Transition to off-grid lighting
A very promising pathway for access to clean energy are solar lighting systems which offer cheap, safe, cost effective, and better illumination. The solar revolution has transformed the lives of many downtrodden and poverty struck people especially in Sub-Saharan Africa who did not have access to clean and sustainable light and were forced to use dangerous kerosene lighting. Solar lighting ensures improved health, increased productivity, economic growth and overall empowerment
Solar lighting is more sustainable, accessible, resilient, versatile, requires low maintenance and is flexible. Solar technology requires initial capital which is a bit high but the cost of the operations is negligible. Also, light and heat from the sun are free.

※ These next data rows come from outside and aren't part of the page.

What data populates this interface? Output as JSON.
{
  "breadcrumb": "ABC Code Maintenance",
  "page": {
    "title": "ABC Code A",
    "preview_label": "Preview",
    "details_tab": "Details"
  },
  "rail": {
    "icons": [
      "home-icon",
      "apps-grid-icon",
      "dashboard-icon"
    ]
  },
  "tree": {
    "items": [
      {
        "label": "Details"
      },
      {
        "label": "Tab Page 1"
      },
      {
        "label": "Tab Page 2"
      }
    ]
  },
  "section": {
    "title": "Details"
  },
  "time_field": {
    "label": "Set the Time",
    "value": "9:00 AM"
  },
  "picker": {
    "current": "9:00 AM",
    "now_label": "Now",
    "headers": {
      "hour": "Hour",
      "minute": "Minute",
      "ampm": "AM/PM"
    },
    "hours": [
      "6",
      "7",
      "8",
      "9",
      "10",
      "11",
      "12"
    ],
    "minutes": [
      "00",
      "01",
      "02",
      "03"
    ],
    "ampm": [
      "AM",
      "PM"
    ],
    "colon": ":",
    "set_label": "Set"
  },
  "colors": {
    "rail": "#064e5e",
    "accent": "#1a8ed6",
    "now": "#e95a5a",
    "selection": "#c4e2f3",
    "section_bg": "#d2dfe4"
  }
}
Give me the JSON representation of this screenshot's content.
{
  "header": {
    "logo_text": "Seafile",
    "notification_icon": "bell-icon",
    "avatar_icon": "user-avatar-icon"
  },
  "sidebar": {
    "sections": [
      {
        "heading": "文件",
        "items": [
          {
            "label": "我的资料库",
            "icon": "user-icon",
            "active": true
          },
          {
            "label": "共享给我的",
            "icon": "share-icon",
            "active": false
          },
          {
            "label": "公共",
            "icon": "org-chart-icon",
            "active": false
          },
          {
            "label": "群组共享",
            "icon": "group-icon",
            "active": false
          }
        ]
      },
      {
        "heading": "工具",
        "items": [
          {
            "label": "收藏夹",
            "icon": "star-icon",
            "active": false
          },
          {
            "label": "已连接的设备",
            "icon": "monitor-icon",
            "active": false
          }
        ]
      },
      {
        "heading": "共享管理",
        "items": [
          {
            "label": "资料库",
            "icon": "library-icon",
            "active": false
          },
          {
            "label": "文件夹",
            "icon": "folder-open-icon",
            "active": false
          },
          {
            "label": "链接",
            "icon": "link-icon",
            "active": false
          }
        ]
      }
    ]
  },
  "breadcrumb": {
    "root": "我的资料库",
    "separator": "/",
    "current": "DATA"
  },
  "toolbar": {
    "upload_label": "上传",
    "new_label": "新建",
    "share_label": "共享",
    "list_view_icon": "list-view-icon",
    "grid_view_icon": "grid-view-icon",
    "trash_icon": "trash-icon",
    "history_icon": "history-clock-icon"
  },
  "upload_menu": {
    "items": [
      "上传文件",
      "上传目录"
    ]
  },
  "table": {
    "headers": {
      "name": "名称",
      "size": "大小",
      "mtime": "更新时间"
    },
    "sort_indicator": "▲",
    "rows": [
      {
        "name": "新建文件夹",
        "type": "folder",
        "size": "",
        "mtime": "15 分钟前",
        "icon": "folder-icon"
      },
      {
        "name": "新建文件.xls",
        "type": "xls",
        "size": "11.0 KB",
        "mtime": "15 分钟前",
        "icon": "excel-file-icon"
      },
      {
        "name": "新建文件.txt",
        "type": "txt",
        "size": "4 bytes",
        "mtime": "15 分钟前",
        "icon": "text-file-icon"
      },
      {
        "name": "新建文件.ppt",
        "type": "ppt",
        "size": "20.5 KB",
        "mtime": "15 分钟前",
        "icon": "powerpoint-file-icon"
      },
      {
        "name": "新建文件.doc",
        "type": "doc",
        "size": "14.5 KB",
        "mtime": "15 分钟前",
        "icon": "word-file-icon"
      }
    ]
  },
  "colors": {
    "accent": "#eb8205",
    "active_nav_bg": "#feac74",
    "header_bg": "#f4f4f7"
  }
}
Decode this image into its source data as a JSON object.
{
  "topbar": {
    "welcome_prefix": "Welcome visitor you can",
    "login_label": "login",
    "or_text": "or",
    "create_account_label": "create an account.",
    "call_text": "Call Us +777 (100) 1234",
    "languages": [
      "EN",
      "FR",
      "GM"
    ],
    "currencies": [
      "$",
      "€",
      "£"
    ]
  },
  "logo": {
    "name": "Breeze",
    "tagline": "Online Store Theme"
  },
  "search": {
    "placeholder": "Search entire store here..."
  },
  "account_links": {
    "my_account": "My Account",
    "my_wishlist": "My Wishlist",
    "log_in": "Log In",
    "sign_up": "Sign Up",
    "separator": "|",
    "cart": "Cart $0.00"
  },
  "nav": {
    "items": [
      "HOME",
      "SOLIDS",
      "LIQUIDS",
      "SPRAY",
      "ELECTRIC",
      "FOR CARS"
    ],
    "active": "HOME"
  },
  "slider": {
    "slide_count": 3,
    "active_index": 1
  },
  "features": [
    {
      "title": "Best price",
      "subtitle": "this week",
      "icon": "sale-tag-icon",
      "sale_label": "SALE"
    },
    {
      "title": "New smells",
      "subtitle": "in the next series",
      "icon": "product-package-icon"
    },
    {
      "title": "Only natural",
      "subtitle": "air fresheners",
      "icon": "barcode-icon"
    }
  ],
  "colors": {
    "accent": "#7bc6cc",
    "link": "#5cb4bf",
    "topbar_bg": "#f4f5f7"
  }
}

Non-conventional energy resources are labour-intensive as compared to the conventional fuel sector and therefore has the potential to support increased number of jobs than the fossil-fuel sector. As per the Solar Foundation’s 2013 National Solar Jobs Census, around 143,000 manpower were recruited in the United States solar establishment in 2013 alone (Alstone, 2014).
Global level initiatives
– UNEP-(GEF)-en.lighten initiative
– Lighting Africa
– Power for All/ d.light
– UNDP India/ Light and Livelihood Campaign.
– International organisations (SolarAid, Global Off-grid Lighting Association, Tata Energy Resource Institute)
The Way Forward
– Establishing the right policies to increase the energy access.
– Total elimination of kerosene subsidies and redistribution of subsidies to promote solar lighting
– Market expansion for renewable energy fuel and products
– Increased investments in solar energy technology
– Increased awareness of solar lighting benefits among the masses
– Well-developed infrastructure/regulation for proper recycling of spent products
Alstone, P., Lai, P., Mills, E., & Jacobson, A. (2014). High Life Cycle Efficacy Explains Fast Energy Payback for Improved Off‐Grid Lighting Systems. Journal of Industrial Ecology, 18(5), 722-733.
Amigun, B., Musango, J. K., & Stafford, W. (2011). Biofuels and sustainability in Africa. Renewable and sustainable energy reviews, 15(2), 1360-1372.
Bárány, A., & Grigonytė, D. (2015). Measuring fossil fuel subsidies. ECFIN Economic Brief, 40, 1-13.
Bonjour, S., Adair-Rohani, H., Wolf, J., Bruce, N. G., Mehta, S., Prüss-Ustün, A., & Smith, K. R. (2013). Solid fuel use for household cooking: country and regional estimates for 1980-2010. Environmental Health Perspectives (Online), 121(7), 784.
Jacobson, A., Bond, T. C., Lam, N. L., & Hultman, N. (2013). Black carbon and kerosene lighting: an opportunity for rapid action on climate change and clean energy for development. The Brookings Institution, Washington, DC (United States). Global Economy and Development.
Kaygusuz, K. (2012). Energy for sustainable development: A case of developing countries. Renewable and Sustainable Energy Reviews, 16(2), 1116-1126.